St-Patrick Research Group in Basic Oncology, Laval University Cancer Research Center, Centre de Recherche du CHU de Québec-Axe Oncologie, Hôtel-Dieu de Québec, Quebec City, Quebec G1R 2J6, Canada.
Genes Dev. 2014 May 15;28(10):1029-41. doi: 10.1101/gad.236331.113.
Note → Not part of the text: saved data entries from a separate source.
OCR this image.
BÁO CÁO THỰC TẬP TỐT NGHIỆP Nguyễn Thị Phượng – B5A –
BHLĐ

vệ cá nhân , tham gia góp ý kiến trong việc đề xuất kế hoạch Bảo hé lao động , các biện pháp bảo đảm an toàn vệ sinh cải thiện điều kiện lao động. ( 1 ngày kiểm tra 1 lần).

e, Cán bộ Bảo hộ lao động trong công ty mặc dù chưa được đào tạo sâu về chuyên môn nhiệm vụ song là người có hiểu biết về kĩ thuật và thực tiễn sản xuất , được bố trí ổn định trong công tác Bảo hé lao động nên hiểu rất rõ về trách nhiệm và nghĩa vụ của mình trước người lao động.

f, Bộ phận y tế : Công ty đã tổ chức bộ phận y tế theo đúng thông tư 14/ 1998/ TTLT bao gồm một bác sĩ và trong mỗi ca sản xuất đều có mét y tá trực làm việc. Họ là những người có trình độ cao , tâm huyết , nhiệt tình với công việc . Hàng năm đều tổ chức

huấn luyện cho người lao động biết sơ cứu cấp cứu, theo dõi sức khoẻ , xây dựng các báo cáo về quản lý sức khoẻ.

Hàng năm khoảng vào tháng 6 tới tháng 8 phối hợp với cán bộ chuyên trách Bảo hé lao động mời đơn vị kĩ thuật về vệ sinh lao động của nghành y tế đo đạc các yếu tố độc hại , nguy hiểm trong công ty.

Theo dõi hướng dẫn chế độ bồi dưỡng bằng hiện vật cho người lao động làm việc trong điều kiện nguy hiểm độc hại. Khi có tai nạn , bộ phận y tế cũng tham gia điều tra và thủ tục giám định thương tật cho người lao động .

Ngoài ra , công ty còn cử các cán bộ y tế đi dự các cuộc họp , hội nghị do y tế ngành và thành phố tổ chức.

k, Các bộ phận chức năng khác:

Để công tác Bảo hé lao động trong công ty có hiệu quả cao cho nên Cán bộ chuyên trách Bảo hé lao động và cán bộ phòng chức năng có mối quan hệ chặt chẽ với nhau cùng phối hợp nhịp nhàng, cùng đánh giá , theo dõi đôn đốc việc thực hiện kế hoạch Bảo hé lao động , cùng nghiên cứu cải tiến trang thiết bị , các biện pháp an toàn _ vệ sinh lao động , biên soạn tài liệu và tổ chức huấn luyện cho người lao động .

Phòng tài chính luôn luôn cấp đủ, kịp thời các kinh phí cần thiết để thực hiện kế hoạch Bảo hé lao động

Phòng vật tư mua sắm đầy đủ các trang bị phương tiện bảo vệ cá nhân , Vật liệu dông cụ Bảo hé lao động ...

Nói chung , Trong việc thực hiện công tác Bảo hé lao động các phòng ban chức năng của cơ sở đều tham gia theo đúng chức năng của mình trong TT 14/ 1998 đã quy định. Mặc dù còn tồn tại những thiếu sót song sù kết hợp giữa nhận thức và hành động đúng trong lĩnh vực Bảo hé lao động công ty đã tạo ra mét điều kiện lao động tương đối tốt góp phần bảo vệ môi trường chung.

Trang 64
Histone modifiers like acetyltransferases, methyltransferases, and demethylases are critical regulators of most DNA-based nuclear processes, de facto controlling cell cycle progression and cell fate. These enzymes perform very precise post-translational modifications on specific histone residues, which in turn are recognized by different effector modules/proteins. We now have a better understanding of how these enzymes exhibit such specificity. As they often reside in multisubunit complexes, they use associated factors to target their substrates within chromatin structure and select specific histone mark-bearing nucleosomes. In this review, we cover the current understanding of how histone modifiers select their histone targets. We also explain how different experimental approaches can lead to conflicting results about the histone specificity and function of these enzymes.
组蛋白修饰酶(如乙酰转移酶、甲基转移酶和去甲基酶)是大多数基于 DNA 的核过程的关键调控因子,实际上控制着细胞周期进程和细胞命运。这些酶在特定的组蛋白残基上进行非常精确的翻译后修饰,进而被不同的效应模块/蛋白识别。我们现在对这些酶如何表现出这种特异性有了更好的理解。由于它们通常存在于多亚基复合物中,它们使用相关因子在染色质结构中靶向其底物,并选择特定的组蛋白标记核小体。在这篇综述中,我们介绍了目前对组蛋白修饰酶如何选择其组蛋白靶标的理解。我们还解释了不同的实验方法如何导致关于这些酶的组蛋白特异性和功能的相互矛盾的结果。